支持腕(4)が前方に移動した分、リーダ(5)の旋回半径は大きくなり、従って、リーダ(5)を旋回させても自走台車(1)のクローラ(11)と干渉することはない。
【0019】
実施例では、支持腕(4)を長孔(33)に沿って前後に移動させる際の、リーダ(5)の重量は、回動リンク(32)を介して枢軸(34)に作用するため、リーダの前後位置変更は、軽く安定して行うことができるが、回動リンク(32)を省略して、支持腕(4)の軸(41)をフロントブラケット(3)の長孔(33)にスライド可能に嵌めて、長孔(33)の孔縁でリーダ(5)の重量を支えることも可能である。この場合、長孔(33)は円弧孔である必要はなく、直線状の長孔でよい。
【0020】
尚、上記実施例では、リーダ(5)の前後動、及び折り畳みのためのシリンダ装置(7)は、シリンダ(71)の取付位置を2位置で切り換える様にしたが、ストロークの長いシリンダ装置の取付が可能であれば、ピストンロッドの伸張途中の状態でリーダ(5)の最前方位置となし、ピストンロッドの最大伸張状態で、リーダ(5)の後方への折り畳み状態とすることができる。
【0021】
本発明は、上記実施例の構成に限定されることはなく、特許請求の範囲で種々の変形が可能である。
【図面の簡単な説明】
【図1】杭打機の正面図である。
【図2】支持腕取付状態のフロントブラケットの平面図である。
【図3】支持腕取付状態のフロントブラケット正面図である。
【図4】同上の支持腕を前進させた状態の正面図である。
【符号の説明】
(1) 自走台車
(11) クローラ
(2) 旋回台
(3) フロントブラケット
(32) 回動リンク
(4) 支持腕
(5) リーダ
(7) シリンダ装置

Claims (3)

  1. 自走台車(1)上の旋回台(2)に突設したフロントブラケット(3)上に支持腕(4)を前後に傾動可能に支持し、該支持腕(4)の自由端にリーダ(5)の下部を支持し、リーダ(5)の上部と旋回台(2)とをバックステー(6)によって連結した杭打機において、支持腕(4)の下部はフロントブラケット(3)上に傾動可能且つ傾動支点が前後に移動可能にフロントブラケット(3)上に支持され、支持腕(4)の下部はシリンダ装置(7)に連繋されている杭打機。
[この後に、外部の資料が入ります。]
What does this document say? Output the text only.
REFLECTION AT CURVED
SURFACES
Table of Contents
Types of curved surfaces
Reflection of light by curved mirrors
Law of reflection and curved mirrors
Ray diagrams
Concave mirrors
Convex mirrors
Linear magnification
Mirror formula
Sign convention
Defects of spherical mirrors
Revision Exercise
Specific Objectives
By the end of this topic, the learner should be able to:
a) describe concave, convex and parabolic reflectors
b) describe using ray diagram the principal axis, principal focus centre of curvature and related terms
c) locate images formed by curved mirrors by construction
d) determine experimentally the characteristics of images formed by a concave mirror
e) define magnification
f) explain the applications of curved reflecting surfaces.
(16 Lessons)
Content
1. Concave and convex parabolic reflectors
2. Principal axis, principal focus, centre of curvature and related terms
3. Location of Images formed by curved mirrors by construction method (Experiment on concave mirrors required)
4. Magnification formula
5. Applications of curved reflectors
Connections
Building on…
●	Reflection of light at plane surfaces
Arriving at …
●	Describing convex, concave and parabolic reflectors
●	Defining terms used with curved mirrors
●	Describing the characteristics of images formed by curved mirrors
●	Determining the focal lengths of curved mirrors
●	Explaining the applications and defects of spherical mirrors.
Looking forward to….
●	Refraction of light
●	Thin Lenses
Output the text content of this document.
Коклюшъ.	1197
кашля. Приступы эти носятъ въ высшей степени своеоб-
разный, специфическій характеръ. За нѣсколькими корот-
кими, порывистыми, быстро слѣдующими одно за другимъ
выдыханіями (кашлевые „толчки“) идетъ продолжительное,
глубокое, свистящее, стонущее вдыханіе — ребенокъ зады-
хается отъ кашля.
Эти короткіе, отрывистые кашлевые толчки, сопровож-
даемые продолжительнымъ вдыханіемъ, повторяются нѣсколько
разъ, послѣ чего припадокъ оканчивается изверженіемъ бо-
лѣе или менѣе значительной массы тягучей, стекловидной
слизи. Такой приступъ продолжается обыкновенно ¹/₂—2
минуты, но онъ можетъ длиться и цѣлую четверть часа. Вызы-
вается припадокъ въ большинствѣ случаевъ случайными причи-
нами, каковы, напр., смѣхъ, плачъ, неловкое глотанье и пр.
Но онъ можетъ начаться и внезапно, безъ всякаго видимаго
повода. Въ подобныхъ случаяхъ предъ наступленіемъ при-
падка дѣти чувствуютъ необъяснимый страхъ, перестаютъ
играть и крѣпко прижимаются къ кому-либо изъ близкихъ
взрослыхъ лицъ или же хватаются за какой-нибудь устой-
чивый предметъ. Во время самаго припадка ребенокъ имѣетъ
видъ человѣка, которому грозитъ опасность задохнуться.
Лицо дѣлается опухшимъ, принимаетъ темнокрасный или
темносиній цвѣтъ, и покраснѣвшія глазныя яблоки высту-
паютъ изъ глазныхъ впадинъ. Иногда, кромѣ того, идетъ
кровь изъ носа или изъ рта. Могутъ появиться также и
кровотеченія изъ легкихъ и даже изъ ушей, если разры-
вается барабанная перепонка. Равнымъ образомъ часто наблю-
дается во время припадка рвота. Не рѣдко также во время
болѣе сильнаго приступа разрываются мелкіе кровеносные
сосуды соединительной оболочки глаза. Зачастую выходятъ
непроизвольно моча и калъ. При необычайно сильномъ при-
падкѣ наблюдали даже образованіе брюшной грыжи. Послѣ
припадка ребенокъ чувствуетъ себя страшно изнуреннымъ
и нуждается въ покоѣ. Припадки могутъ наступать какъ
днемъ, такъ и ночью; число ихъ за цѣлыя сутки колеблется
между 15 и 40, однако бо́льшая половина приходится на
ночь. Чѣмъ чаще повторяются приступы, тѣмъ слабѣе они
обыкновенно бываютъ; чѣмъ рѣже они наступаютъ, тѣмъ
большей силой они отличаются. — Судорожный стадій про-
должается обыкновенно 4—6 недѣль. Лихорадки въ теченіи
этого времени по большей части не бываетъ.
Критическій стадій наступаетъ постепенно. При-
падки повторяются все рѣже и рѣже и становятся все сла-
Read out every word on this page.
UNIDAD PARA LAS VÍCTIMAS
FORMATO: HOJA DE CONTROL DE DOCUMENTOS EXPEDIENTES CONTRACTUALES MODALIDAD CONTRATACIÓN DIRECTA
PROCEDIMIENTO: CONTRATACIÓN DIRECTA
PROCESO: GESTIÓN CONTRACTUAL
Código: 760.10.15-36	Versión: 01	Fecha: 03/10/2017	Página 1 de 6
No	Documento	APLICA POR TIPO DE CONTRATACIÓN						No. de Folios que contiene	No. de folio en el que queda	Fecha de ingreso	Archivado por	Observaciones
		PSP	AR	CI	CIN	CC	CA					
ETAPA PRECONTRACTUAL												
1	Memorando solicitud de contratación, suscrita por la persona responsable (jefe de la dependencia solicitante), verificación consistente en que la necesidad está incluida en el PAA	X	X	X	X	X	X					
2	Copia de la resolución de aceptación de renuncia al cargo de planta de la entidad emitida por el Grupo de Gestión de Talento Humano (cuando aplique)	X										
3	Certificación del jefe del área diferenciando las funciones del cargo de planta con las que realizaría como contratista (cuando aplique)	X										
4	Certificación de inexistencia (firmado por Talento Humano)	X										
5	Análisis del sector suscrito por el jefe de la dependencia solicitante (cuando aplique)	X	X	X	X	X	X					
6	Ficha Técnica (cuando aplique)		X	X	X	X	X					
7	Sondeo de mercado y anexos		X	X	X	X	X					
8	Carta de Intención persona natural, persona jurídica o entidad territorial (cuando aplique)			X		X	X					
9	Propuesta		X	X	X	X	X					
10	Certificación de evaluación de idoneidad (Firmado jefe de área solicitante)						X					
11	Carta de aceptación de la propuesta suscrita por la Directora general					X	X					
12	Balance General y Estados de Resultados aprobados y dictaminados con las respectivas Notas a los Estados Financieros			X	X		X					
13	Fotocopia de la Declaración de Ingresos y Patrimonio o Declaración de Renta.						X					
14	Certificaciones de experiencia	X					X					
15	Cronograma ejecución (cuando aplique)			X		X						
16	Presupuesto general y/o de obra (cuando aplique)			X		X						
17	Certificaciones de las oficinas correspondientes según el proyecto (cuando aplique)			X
  2. フロントブラケット(3)は支持腕(4)を挟む様に、一対の支え部(31)(31)を有し、両支え部(31)は前後方向に長い長孔(33)を有し、支持腕(4)の対向する両側面から突出した軸(41)を両支え部(31)(31)の長孔(33)に嵌めている請求項1に記載の杭打機。
  3. フロントブラケット(3)には、支持腕(4)を挟む様に配備された一対の回動リンク(32)(32)の基端が枢支され、回動リンク(32)の自由端が支持腕(4)に枢支連結されている請求項1に記載の杭打機。